An archaeologist is seen on a screenshot from a video of an excavation in the basement of a building on Gracechurch Street in London's financial district.
MOLA
Archaeologists in London have uncovered a section of Roman masonry that belongs to a nearly 2,000-year-old town hall, in what historians say is one of the most significant discoveries in the British capital since an ancient amphitheater was unearthed in the 1980s.
Developers working to tear down a 90-year-old commercial building in the heart of the city's financial district — officially known as the City of London, or "Square Mile" — worked with specialists from a team at the Museum of London Archaeology to reveal extensive masonry that once formed part of a basilica beside the forum of the Roman settlement known as Londinium. The settlement thrived for a few hundred years until its decline some 16 centuries ago. (Archaeologists are required to be involved in new British developments when there is concern about heritage, and were particularly aware of this area's potential historical significance).
In the basement of that commercial building on Gracechurch Street, surrounded by high-rise towers filled with financial and insurance firms, archaeologists began excavating large, exploratory pits two years ago until stone walls several feet thick and dozens of feet long were exposed.
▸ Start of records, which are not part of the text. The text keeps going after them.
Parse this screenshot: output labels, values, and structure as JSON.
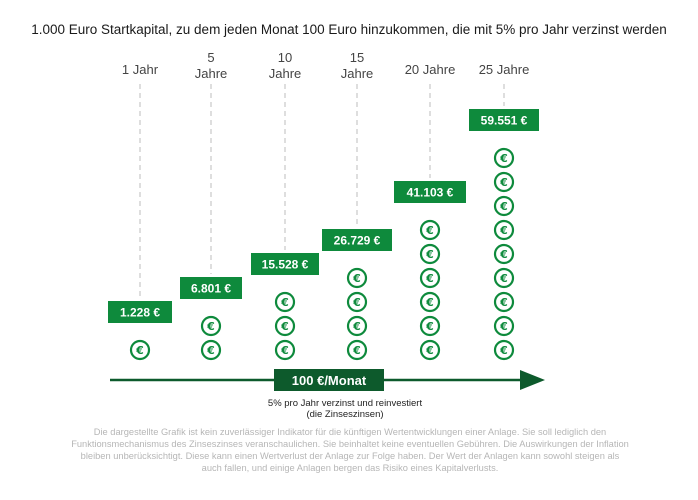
{
  "title": "1.000 Euro Startkapital, zu dem jeden Monat 100 Euro hinzukommen, die mit 5% pro Jahr verzinst werden",
  "arrow_label": "100 €/Monat",
  "subtitle_line1": "5% pro Jahr verzinst und reinvestiert",
  "subtitle_line2": "(die Zinseszinsen)",
  "disclaimer": "Die dargestellte Grafik ist kein zuverlässiger Indikator für die künftigen Wertentwicklungen einer Anlage. Sie soll lediglich den Funktionsmechanismus des Zinseszinses veranschaulichen. Sie beinhaltet keine eventuellen Gebühren. Die Auswirkungen der Inflation bleiben unberücksichtigt. Diese kann einen Wertverlust der Anlage zur Folge haben. Der Wert der Anlagen kann sowohl steigen als auch fallen, und einige Anlagen bergen das Risiko eines Kapitalverlusts.",
  "colors": {
    "green": "#0e8a3c",
    "dark_green": "#0d5a2c",
    "dashed": "#c8c8c8"
  },
  "icon": "euro-coin-icon",
  "chart_data": {
    "type": "bar",
    "categories": [
      "1 Jahr",
      "5 Jahre",
      "10 Jahre",
      "15 Jahre",
      "20 Jahre",
      "25 Jahre"
    ],
    "values": [
      1228,
      6801,
      15528,
      26729,
      41103,
      59551
    ],
    "value_labels": [
      "1.228 €",
      "6.801 €",
      "15.528 €",
      "26.729 €",
      "41.103 €",
      "59.551 €"
    ],
    "coin_counts": [
      1,
      2,
      3,
      4,
      6,
      9
    ]
  }
}
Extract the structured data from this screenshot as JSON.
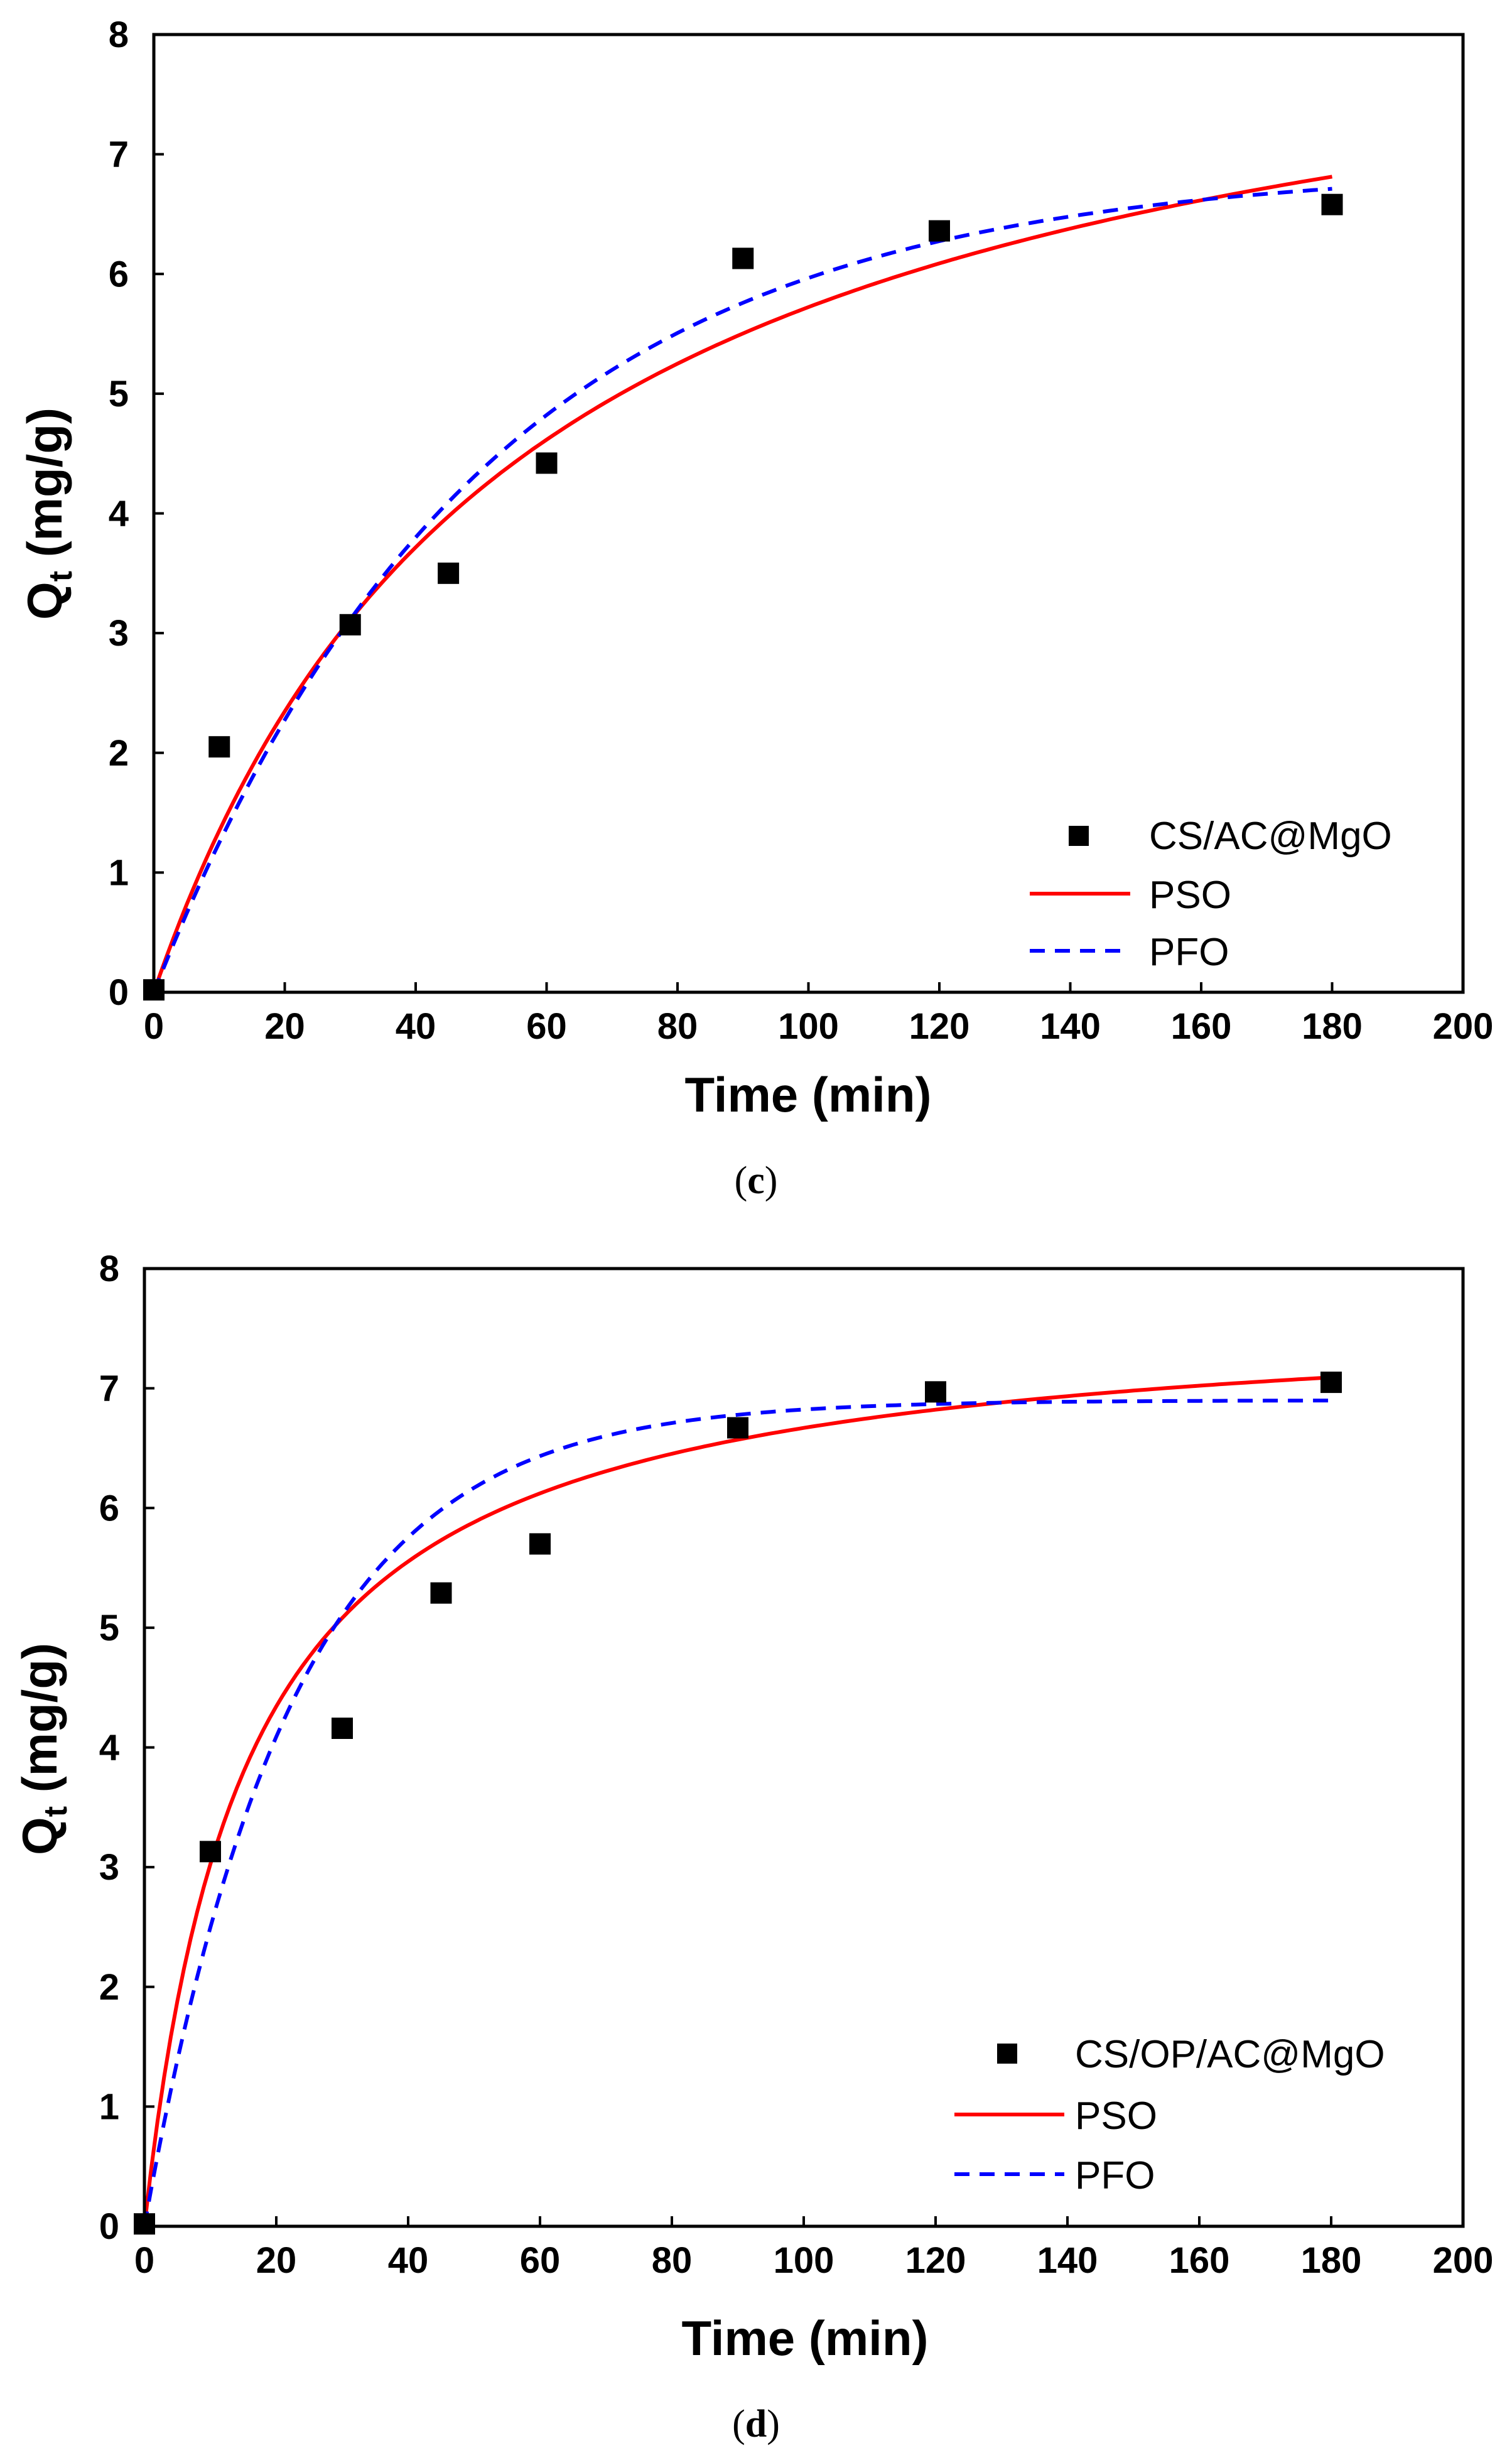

"In one trench, we hit a massive piece of masonry — it was about three or four feet wide," says Sophie Jackson, director of developer services at the Museum of London Archaeology. "We extended the pit, and it kept on going. So basically, we got a huge piece of Roman wall, which represents part of the structure for the nave of this basilica, the central part of this town hall." ... Jackson says the Roman building known as a basilica was a crucial component of any sizeable Roman settlement of that era, much like an amphitheater, public bath or the fortified walls that ringed them.